In The Second Treatise of Government, John Locke enumerates circumstances under which a ruler violates the trust of his people. Under those circumstances, it is the responsibility of the people to judge whether their trust has been violated, and, if they judge it has been, it is the people’s right to dissolve and reform the government. Unable to convince the British people that the “repeated injuries and usurpations” of King George III merit a drastic upheaval, Thomas Jefferson implies in The Declaration of Independence that it was necessary to circumvent the dissolution of the government of George III by instead dissolving the underlying bonds of political society, bifurcating the British commonwealth into two separate political societies: the people of the United States of America; and the loyalists and people of Britain. In order to make The Declaration of Independence more consistent with The Second Treatise, Jefferson must explain how it could be “necessary for one people to dissolve the political bands which have connected them with another” while Locke holds that “[the] world is too well instructed in, and too forward to allow of, this way of dissolving of governments.” Alternatively, Jefferson could argue, as I will, that as of the drafting of The Declaration, political society had already been dissolved by the actions of George III and the British people.

Anselm's Ontological Argument

Can we conceive of a being so great that to disbelieve its existence only leads to absurdity?
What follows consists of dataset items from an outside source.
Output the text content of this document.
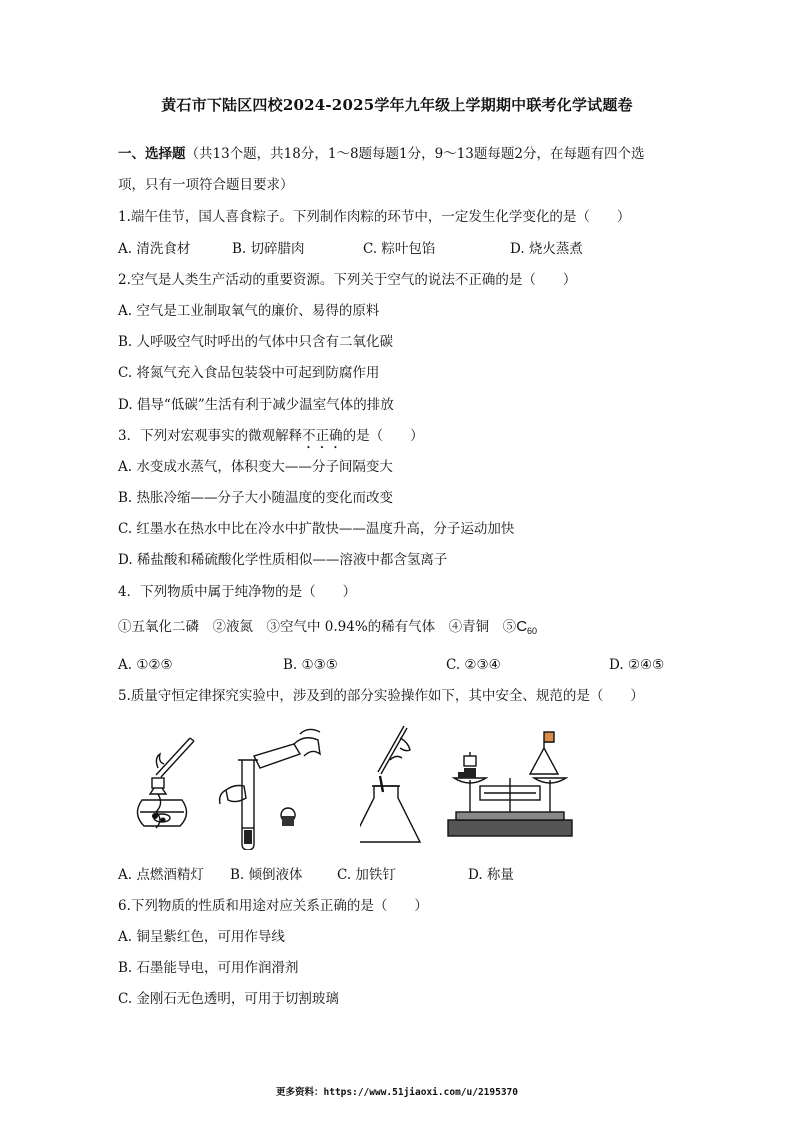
黄石市下陆区四校2024-2025学年九年级上学期期中联考化学试题卷
一、选择题（共13个题，共18分，1～8题每题1分，9～13题每题2分，在每题有四个选
项，只有一项符合题目要求）
1.端午佳节，国人喜食粽子。下列制作肉粽的环节中，一定发生化学变化的是（　　）
A. 清洗食材	B. 切碎腊肉	C. 粽叶包馅	D. 烧火蒸煮
2.空气是人类生产活动的重要资源。下列关于空气的说法不正确的是（　　）
A. 空气是工业制取氧气的廉价、易得的原料
B. 人呼吸空气时呼出的气体中只含有二氧化碳
C. 将氮气充入食品包装袋中可起到防腐作用
D. 倡导“低碳”生活有利于减少温室气体的排放
3．下列对宏观事实的微观解释不正确的是（　　）
A. 水变成水蒸气，体积变大——分子间隔变大
B. 热胀冷缩——分子大小随温度的变化而改变
C. 红墨水在热水中比在冷水中扩散快——温度升高，分子运动加快
D. 稀盐酸和稀硫酸化学性质相似——溶液中都含氢离子
4．下列物质中属于纯净物的是（　　）
①五氧化二磷　②液氮　③空气中 0.94%的稀有气体　④青铜　$⑤C_{60}$
A. ①②⑤	B. ①③⑤	C. ②③④	D. ②④⑤
5.质量守恒定律探究实验中，涉及到的部分实验操作如下，其中安全、规范的是（　　）
A. 点燃酒精灯 B. 倾倒液体	C. 加铁钉	D. 称量
6.下列物质的性质和用途对应关系正确的是（　　）
A. 铜呈紫红色，可用作导线
B. 石墨能导电，可用作润滑剂
C. 金刚石无色透明，可用于切割玻璃
更多资料：https://www.51jiaoxi.com/u/2195370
St. Anselm thinks that we understand “something greater than which nothing can be thought,” and he argues that our understanding of this being is such that we contradict ourselves upon thinking that such a being does not exist. Anselm arrives at his conclusion only by befuddling object language and metalanguage, blurring the distinction between “a being that exists” (meta) and a being that exists (object). Regardless, we see that if we take care in our interpretation of his argument, Anselm delivers sound reasoning for the possibility of such a being and a reaffirming argument for those who already believe in such a being.